Encouraging EV Innovation
In tandem with battery and automotive manufacturers, the connector industry is working on new, reliable solutions, and as volumes increase, prices are expected to drop. To help manufacturers access parts for rapid prototyping to advance EV development, TTI Inc. has announced that it will stock high-voltage pigtail assemblies. The high-voltage connectors are supplied with 6m of high-voltage cable with a blunt, cut end. The new stock includes the Amphenol PCD HVSL 1200 and Amphenol ATPI Power Lok 300 two-pole, straight and right-angle connectors, the Kostal KHV 600, Aptiv HV 2000, TE Connectivity HVA280, and Aptiv HV 280 connectors.
“Having these assemblies available off-the-shelf will allow customers working on the electrification of vehicles to have immediate and just-in-time access for rapid prototype and sample build needs,” said Gabe Osorio, sales engineer at TTI, Transportation Business Unit.
The program, active now in North America and Europe, speeds up the prototype cycle for EV OEMs, enabling them to perform more tests and to test products more quickly, reducing the time-to-market for new innovations.

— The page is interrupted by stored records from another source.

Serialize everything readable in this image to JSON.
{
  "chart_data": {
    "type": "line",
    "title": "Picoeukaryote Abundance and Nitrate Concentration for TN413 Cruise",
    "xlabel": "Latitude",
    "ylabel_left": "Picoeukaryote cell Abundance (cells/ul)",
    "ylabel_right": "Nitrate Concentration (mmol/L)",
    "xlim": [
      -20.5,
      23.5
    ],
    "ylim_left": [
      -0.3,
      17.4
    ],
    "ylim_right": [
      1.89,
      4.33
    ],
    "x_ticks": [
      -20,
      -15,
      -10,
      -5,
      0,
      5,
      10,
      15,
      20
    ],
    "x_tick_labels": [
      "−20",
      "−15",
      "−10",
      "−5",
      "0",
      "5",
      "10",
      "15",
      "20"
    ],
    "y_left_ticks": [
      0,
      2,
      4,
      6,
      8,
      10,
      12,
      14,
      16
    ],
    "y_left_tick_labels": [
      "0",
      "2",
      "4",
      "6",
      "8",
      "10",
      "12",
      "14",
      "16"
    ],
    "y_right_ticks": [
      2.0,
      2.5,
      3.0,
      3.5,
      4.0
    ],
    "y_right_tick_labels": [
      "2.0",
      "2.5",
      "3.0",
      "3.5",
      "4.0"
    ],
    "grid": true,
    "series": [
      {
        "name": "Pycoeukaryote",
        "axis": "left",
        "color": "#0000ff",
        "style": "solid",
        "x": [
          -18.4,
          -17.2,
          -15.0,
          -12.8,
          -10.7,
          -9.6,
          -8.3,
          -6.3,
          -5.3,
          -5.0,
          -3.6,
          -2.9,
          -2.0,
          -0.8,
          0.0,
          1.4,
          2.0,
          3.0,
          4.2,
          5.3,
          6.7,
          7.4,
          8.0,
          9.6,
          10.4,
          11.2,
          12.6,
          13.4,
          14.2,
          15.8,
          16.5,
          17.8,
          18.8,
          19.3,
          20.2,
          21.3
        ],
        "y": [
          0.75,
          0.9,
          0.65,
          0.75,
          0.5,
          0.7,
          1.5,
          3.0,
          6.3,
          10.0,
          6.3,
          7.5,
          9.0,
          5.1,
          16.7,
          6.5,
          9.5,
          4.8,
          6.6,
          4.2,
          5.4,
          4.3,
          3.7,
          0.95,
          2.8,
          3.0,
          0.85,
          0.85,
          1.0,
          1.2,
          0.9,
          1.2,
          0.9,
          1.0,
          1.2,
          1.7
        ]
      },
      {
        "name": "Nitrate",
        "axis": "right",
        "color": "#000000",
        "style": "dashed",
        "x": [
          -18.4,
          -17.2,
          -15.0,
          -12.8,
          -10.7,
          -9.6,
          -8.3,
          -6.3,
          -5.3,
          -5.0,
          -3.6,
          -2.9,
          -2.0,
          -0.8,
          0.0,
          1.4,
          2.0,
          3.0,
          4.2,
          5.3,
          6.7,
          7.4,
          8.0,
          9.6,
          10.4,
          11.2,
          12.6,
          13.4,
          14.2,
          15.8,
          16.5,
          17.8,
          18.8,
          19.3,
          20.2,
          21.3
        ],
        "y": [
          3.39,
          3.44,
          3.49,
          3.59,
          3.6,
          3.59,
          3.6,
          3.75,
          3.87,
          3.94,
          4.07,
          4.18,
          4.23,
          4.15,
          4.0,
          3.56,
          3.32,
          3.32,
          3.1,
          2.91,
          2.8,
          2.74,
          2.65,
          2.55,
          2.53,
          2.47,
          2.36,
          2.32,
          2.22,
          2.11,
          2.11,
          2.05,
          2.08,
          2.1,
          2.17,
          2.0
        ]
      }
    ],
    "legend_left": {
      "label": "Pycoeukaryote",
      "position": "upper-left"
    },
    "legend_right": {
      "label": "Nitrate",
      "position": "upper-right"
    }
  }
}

“The problem is the lead time of both the connector components and the high-voltage cable,” explained Osorio. By stocking EV/HEV connector components and partnering with an assembly house, the distributor aims to eliminate the long lead times and provide next-day delivery.
EV connectors are typically sealed to IP67 or higher, rated for up to 1,000+V and up to 350A, and well suited for use in various commercial vehicle, automotive, and transportation designs.
EV Connector Design
Connector design is evolving with the industry. “For us, it is finding the right weight and cost for the reliability,” said Takaneva. “It is better to have one solution that meets different temperature ranges rather than supply different products to different regions.” To save weight, metal is being replaced with plastics, although these products might not be so robust, he warned.
“There are certain functional requirements, like the number of mating cycles and drop-and- impact durability, as well as resilience under environmental conditions, such as temperature and humidity,” that must be met, said Takaneva. Lighter, more robust connectors, or those with isolated contacts, minimize risk.
EV Charging Connectors
“JAE is developing new connector and harness products for both electric vehicles and for the charging infrastructure. We are not only improving the electrical characteristics, but also improving the usability and reliability,” said Takaneva. For example, lighter and more weatherproof connectors can be employed for charging in rainy conditions or in the extreme cold.
“The power rating of the charging is dependent on the temperature,” he explained. “The capacities might be different at -40°C than when it is really hot, where there might be some overheating issues for the vehicle. It is usually harsh conditions, say water or snow, that cause more trouble.”
At the Electric Vehicle Symposium (EVS 32) in Lyon, France, JAE introduced the KW04 quick-charging connector to address charging station reliability. It has a very robust structure to withstand drop impact damage. “It is rethinking the connector concept. Contacts have been double-insulated so even if the outer cover has cracks or holes, it is still fully functional, because the inside is fully waterproof,” said Takaneva. The material is robust to protect against rain, sun, UV radiation, and impact.
There are still some obstacles preventing a clear run for the mass adoption of electric vehicles but the industry is working towards volume quantities and new connector solutions aimed at making EVs more affordable, practical, reliable and — ultimately — ubiquitous.